There were only two classes in the school, the children's ages ranging from five to fourteen, with just two teachers and no administrative help, as far as I can recall. There had been another teacher, Mr Brown, but he was called up to serve in the R.A.F. He promised to fly a Lysander over the school and wave to us one day, when we sadly had to say goodbye to him.

As we walked to school each day, carrying our gasmasks, of course, we would meet up with friends en route - mostly children from other farms, but also Barbara, who was evacuated from London, like us. Her father was serving in the Royal Navy, and so she seldom saw him or had news from him. For a time there was an anti-aircraft gun emplacement at the end of the village, just by the church, for sometimes enemy planes would fly low over the East Anglian countryside, on their way back from bombing big cities. One day we had to dash for the ditch under the hedgerow, for a German gunner was machine-gunning us as we came home from school. On another occasion a few bombs
were dropped in the fields of the farm next to ours. Many of the farm workers were also members of the Home Guard, and were always alert for anything or anyone suspicious in the countryside, sometimes aiming at these low-flying aircraft with their rifles, in hopes of scoring a hit!

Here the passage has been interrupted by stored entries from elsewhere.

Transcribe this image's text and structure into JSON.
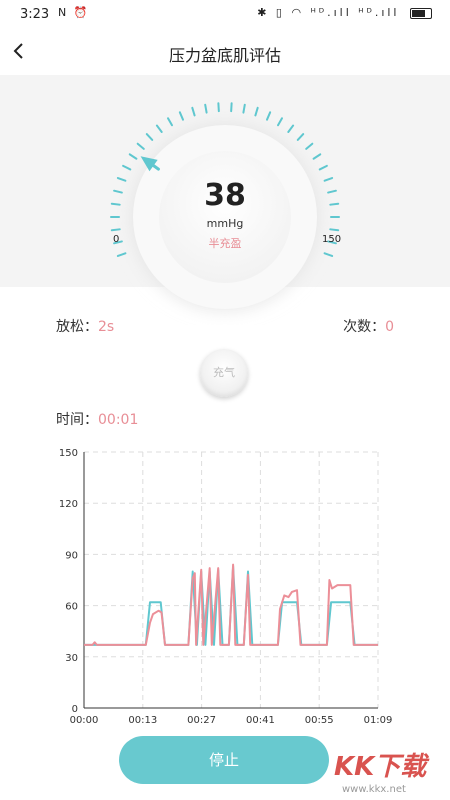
{
  "status_bar": {
    "time": "3:23",
    "left_icons": "N ⏰",
    "right_icons": "✱ ▯ ◠ ᴴᴰ.ıll ᴴᴰ.ıll"
  },
  "nav": {
    "title": "压力盆底肌评估"
  },
  "gauge": {
    "value": "38",
    "unit": "mmHg",
    "status": "半充盈",
    "min_label": "0",
    "max_label": "150",
    "min": 0,
    "max": 150,
    "level": 38,
    "accent_color": "#5fc7cf"
  },
  "relax": {
    "label": "放松：",
    "value": "2s"
  },
  "count": {
    "label": "次数：",
    "value": "0"
  },
  "inflate_button": {
    "label": "充气"
  },
  "timer": {
    "label": "时间：",
    "value": "00:01"
  },
  "chart_data": {
    "type": "line",
    "title": "",
    "xlabel": "",
    "ylabel": "",
    "x_ticks": [
      "00:00",
      "00:13",
      "00:27",
      "00:41",
      "00:55",
      "01:09"
    ],
    "y_ticks": [
      "0",
      "30",
      "60",
      "90",
      "120",
      "150"
    ],
    "xlim": [
      0,
      69
    ],
    "ylim": [
      0,
      150
    ],
    "grid": true,
    "series": [
      {
        "color": "#5fc7cf",
        "points": [
          [
            0,
            37
          ],
          [
            14.5,
            37
          ],
          [
            15.5,
            62
          ],
          [
            18,
            62
          ],
          [
            19,
            37
          ],
          [
            24.5,
            37
          ],
          [
            25.5,
            80
          ],
          [
            26.5,
            37
          ],
          [
            27.5,
            80
          ],
          [
            28.5,
            37
          ],
          [
            29.5,
            80
          ],
          [
            30.5,
            37
          ],
          [
            31.5,
            81
          ],
          [
            32.5,
            37
          ],
          [
            34,
            37
          ],
          [
            35,
            83
          ],
          [
            36,
            37
          ],
          [
            37.5,
            37
          ],
          [
            38.5,
            80
          ],
          [
            39.5,
            37
          ],
          [
            45.5,
            37
          ],
          [
            46.5,
            62
          ],
          [
            50,
            62
          ],
          [
            51,
            37
          ],
          [
            57,
            37
          ],
          [
            58,
            62
          ],
          [
            62.5,
            62
          ],
          [
            63.5,
            37
          ],
          [
            69,
            37
          ]
        ]
      },
      {
        "color": "#ec8f98",
        "points": [
          [
            0,
            37
          ],
          [
            2,
            37
          ],
          [
            2.5,
            38.5
          ],
          [
            3,
            37
          ],
          [
            14.5,
            37
          ],
          [
            15.5,
            50
          ],
          [
            16.2,
            55
          ],
          [
            17.5,
            57
          ],
          [
            18.2,
            56
          ],
          [
            19,
            37
          ],
          [
            24.5,
            37
          ],
          [
            25.5,
            76
          ],
          [
            26,
            79
          ],
          [
            26.3,
            37
          ],
          [
            27.5,
            81
          ],
          [
            28,
            37
          ],
          [
            29.5,
            82
          ],
          [
            30,
            37
          ],
          [
            31.5,
            82
          ],
          [
            32,
            37
          ],
          [
            34,
            37
          ],
          [
            35,
            84
          ],
          [
            35.5,
            37
          ],
          [
            37.5,
            37
          ],
          [
            38.5,
            78
          ],
          [
            39,
            37
          ],
          [
            45.5,
            37
          ],
          [
            46,
            58
          ],
          [
            47,
            66
          ],
          [
            48,
            65
          ],
          [
            48.8,
            68
          ],
          [
            50,
            69
          ],
          [
            50.8,
            37
          ],
          [
            57,
            37
          ],
          [
            57.6,
            75
          ],
          [
            58.2,
            70
          ],
          [
            59.5,
            72
          ],
          [
            61,
            72
          ],
          [
            62.5,
            72
          ],
          [
            63.3,
            37
          ],
          [
            69,
            37
          ]
        ]
      }
    ]
  },
  "stop_button": {
    "label": "停止"
  },
  "watermark": {
    "logo": "KK下载",
    "url": "www.kkx.net"
  }
}
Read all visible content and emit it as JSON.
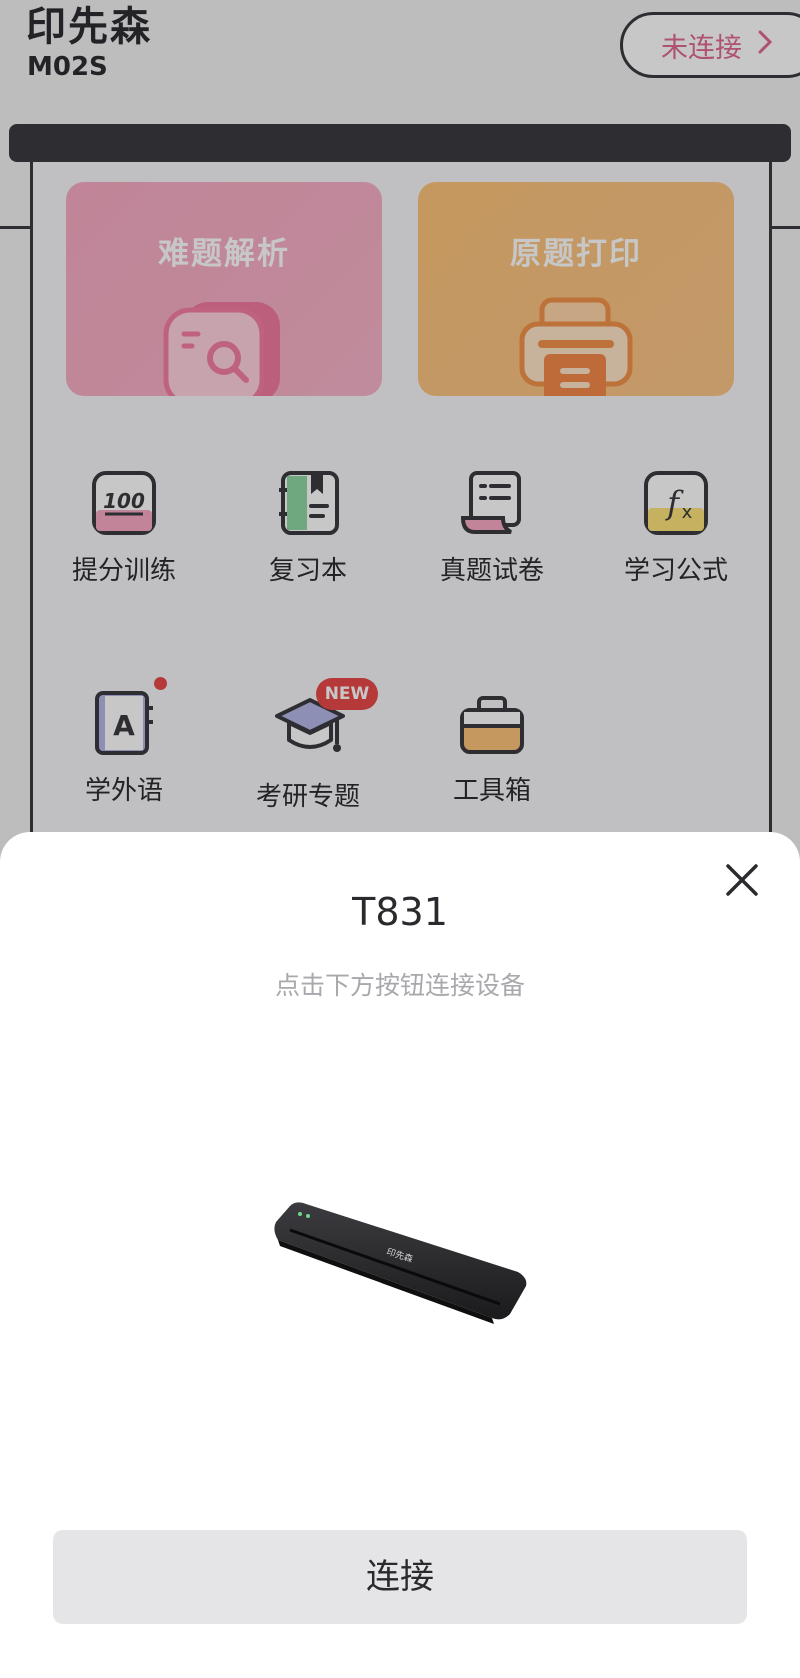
{
  "header": {
    "brand": "印先森",
    "model": "M02S",
    "connection_label": "未连接"
  },
  "cards": [
    {
      "title": "难题解析",
      "icon": "camera-search-icon"
    },
    {
      "title": "原题打印",
      "icon": "printer-icon"
    }
  ],
  "grid": [
    {
      "label": "提分训练",
      "icon": "score-100-icon"
    },
    {
      "label": "复习本",
      "icon": "bookmark-notebook-icon"
    },
    {
      "label": "真题试卷",
      "icon": "scroll-paper-icon"
    },
    {
      "label": "学习公式",
      "icon": "fx-formula-icon"
    },
    {
      "label": "学外语",
      "icon": "language-book-icon"
    },
    {
      "label": "考研专题",
      "icon": "graduation-cap-icon",
      "badge": "NEW"
    },
    {
      "label": "工具箱",
      "icon": "toolbox-icon"
    }
  ],
  "sheet": {
    "title": "T831",
    "subtitle": "点击下方按钮连接设备",
    "device_logo_text": "印先森",
    "connect_label": "连接"
  },
  "colors": {
    "accent_pink": "#e0698f",
    "badge_red": "#ea4a4a",
    "card_pink": "#f8aac3",
    "card_orange": "#fdc37a"
  }
}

All this sounds very exciting - but those long months were difficult for everybody, whether in city or countryside. News on the radio (no TV, of course) was grim. One day we heard Walthamstow mentioned as having suffered a particularly bad bombing raid. My brother and I wondered if our family was still alive, or whether our house was still standing.

I have two bundles of letters which are very precious to me. One is of letters written by my parents to us - with news about our sister, our grandparents, our cat, how many ceilings had come down, or windows shattered. Lots of reminders to us to be good and helpful (!), and always expressing the hope that soon we would be reunited as a family.

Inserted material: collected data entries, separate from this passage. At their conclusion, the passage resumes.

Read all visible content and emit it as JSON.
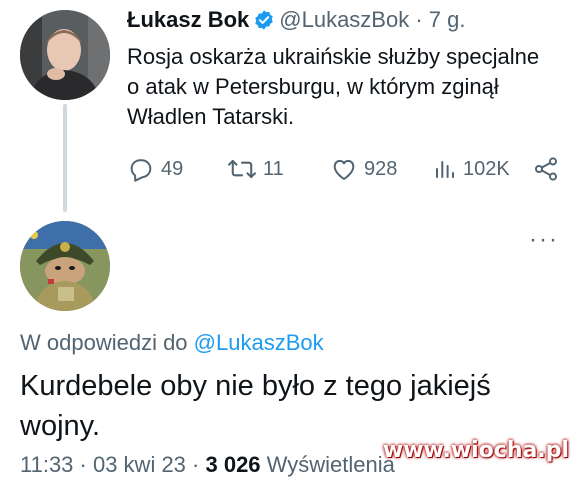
{
  "tweet": {
    "author_name": "Łukasz Bok",
    "handle": "@LukaszBok",
    "time": "· 7 g.",
    "text": "Rosja oskarża ukraińskie służby specjalne o atak w Petersburgu, w którym zginął Władlen Tatarski.",
    "replies": "49",
    "retweets": "11",
    "likes": "928",
    "views": "102K"
  },
  "reply": {
    "reply_to_prefix": "W odpowiedzi do",
    "reply_to_handle": "@LukaszBok",
    "text": "Kurdebele oby nie było z tego jakiejś wojny.",
    "timestamp": "11:33 · 03 kwi 23 ·",
    "views_count": "3 026",
    "views_label": "Wyświetlenia"
  },
  "more_menu": "···",
  "watermark": "www.wiocha.pl",
  "colors": {
    "accent": "#1d9bf0",
    "text": "#0f1419",
    "secondary": "#536471"
  }
}
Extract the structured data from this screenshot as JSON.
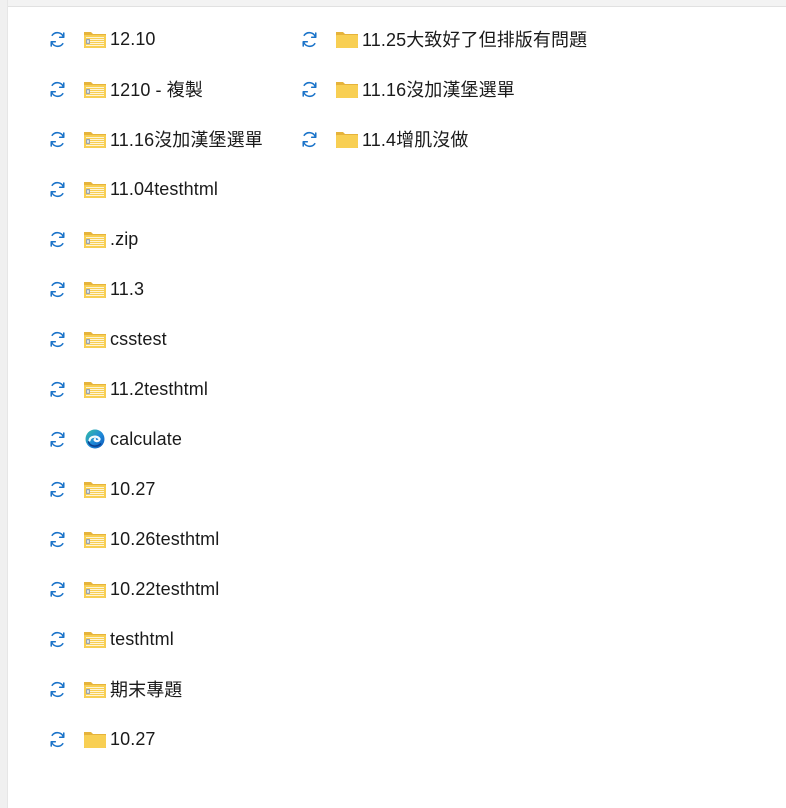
{
  "colors": {
    "sync_blue": "#1a73c9",
    "folder_yellow": "#f8cf53",
    "folder_dark": "#e6b33b",
    "zip_stripe": "#9aa4ad"
  },
  "icons": {
    "sync": "sync-status-icon",
    "zip": "compressed-folder-icon",
    "folder": "folder-icon",
    "edge": "edge-browser-icon"
  },
  "files": [
    {
      "name": "12.10",
      "type": "zip"
    },
    {
      "name": "1210 - 複製",
      "type": "zip"
    },
    {
      "name": "11.16沒加漢堡選單",
      "type": "zip"
    },
    {
      "name": "11.04testhtml",
      "type": "zip"
    },
    {
      "name": ".zip",
      "type": "zip"
    },
    {
      "name": "11.3",
      "type": "zip"
    },
    {
      "name": "csstest",
      "type": "zip"
    },
    {
      "name": "11.2testhtml",
      "type": "zip"
    },
    {
      "name": "calculate",
      "type": "edge"
    },
    {
      "name": "10.27",
      "type": "zip"
    },
    {
      "name": "10.26testhtml",
      "type": "zip"
    },
    {
      "name": "10.22testhtml",
      "type": "zip"
    },
    {
      "name": "testhtml",
      "type": "zip"
    },
    {
      "name": "期末專題",
      "type": "zip"
    },
    {
      "name": "10.27",
      "type": "folder"
    },
    {
      "name": "11.25大致好了但排版有問題",
      "type": "folder"
    },
    {
      "name": "11.16沒加漢堡選單",
      "type": "folder"
    },
    {
      "name": "11.4增肌沒做",
      "type": "folder"
    }
  ]
}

The other bundle I discovered in my father's desk just after he had died, twenty years ago. He had put them together in an envelope labelled "Love letters from Mary". They were the weekly letters I had written in pencil (no ballpoint pens in those days!) and so are rather faded by now. I wrote about many of the things 1 have already described, but often asked anxiously how they were, sent messages and drawings and stories for my sister, reported on my piano practice, and sometimes complained about my brother, who never wrote letters home! One special event I described was listening on the wireless to Children's Hour, when Princess Elizabeth, who became our Queen, spoke to the children of the nation. This was a great encouragement to us - for all the people in Britain, including our beloved Royal Family, were going through very traumatic times.

We often heard bad news about people we knew - killed in battle somewhere, or being taken prisoners of war, or losing their homes and all their possessions in bombing raids, or just "missing" in action and never found.

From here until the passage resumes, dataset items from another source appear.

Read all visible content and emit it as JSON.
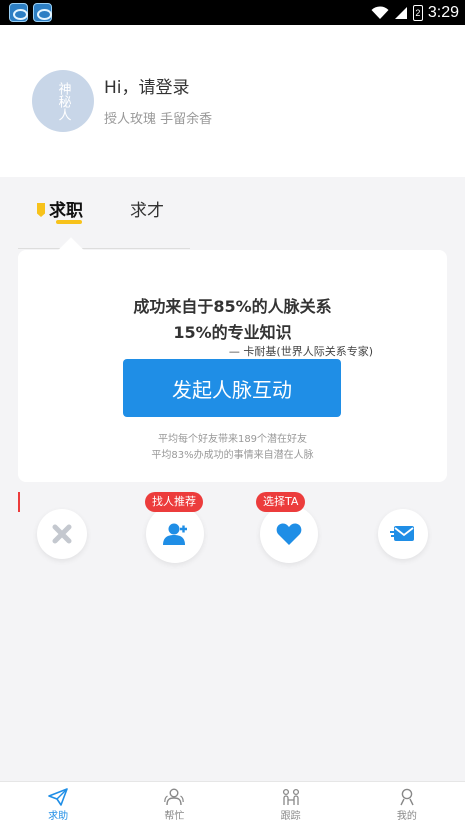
{
  "status_bar": {
    "time": "3:29",
    "battery_level": "2"
  },
  "profile": {
    "avatar_text": "神秘人",
    "greeting": "Hi，请登录",
    "motto": "授人玫瑰 手留余香"
  },
  "tabs": [
    {
      "label": "求职",
      "active": true
    },
    {
      "label": "求才",
      "active": false
    }
  ],
  "card": {
    "headline_line1": "成功来自于85%的人脉关系",
    "headline_line2": "15%的专业知识",
    "quote": "— 卡耐基(世界人际关系专家)",
    "cta_label": "发起人脉互动",
    "note_line1": "平均每个好友带来189个潜在好友",
    "note_line2": "平均83%办成功的事情来自潜在人脉"
  },
  "actions": {
    "recommend_tag": "找人推荐",
    "select_tag": "选择TA"
  },
  "bottom_nav": [
    {
      "label": "求助",
      "icon": "paper-plane-icon",
      "active": true
    },
    {
      "label": "帮忙",
      "icon": "people-icon",
      "active": false
    },
    {
      "label": "跟踪",
      "icon": "track-icon",
      "active": false
    },
    {
      "label": "我的",
      "icon": "person-icon",
      "active": false
    }
  ],
  "colors": {
    "accent": "#1f8ee6",
    "tag": "#ec3c3c",
    "highlight": "#f7c21b"
  }
}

My brother and I were only young children, but we grew up quickly, as we learned to cope with all these happenings. We learned to care about other people, and in turn received much care and support from others, especially the farmer and his wife who had so kindly welcomed us into their home.-

Everyone contributed to the war effort in some way, whether children or adults. Even at nine years old I used to go to a meeting of women and girls from the village, held at the Vicarage. There we knitted warm garments for servicemen. With much struggle, using four knitting needles, I made a pair of thick navy-blue woollen mittens, which was sent to a sailor serving in the North Atlantic when the V-boats were inflicting heavy casualties. I've often wondered what happened to him. Did he survive the war and return to his family?

I thank God for those months living in the country. It was a very formative time in my life, which influenced me greatly. I learned so much about natural history and the rural way of life. I discovered the joy of writing and receiving letters. I learned to take responsibility; to enjoy all kinds of crafts and hobbies; to be thankful for the simple pleasures of life; and to value life itself as a very precious gift to be used wisely.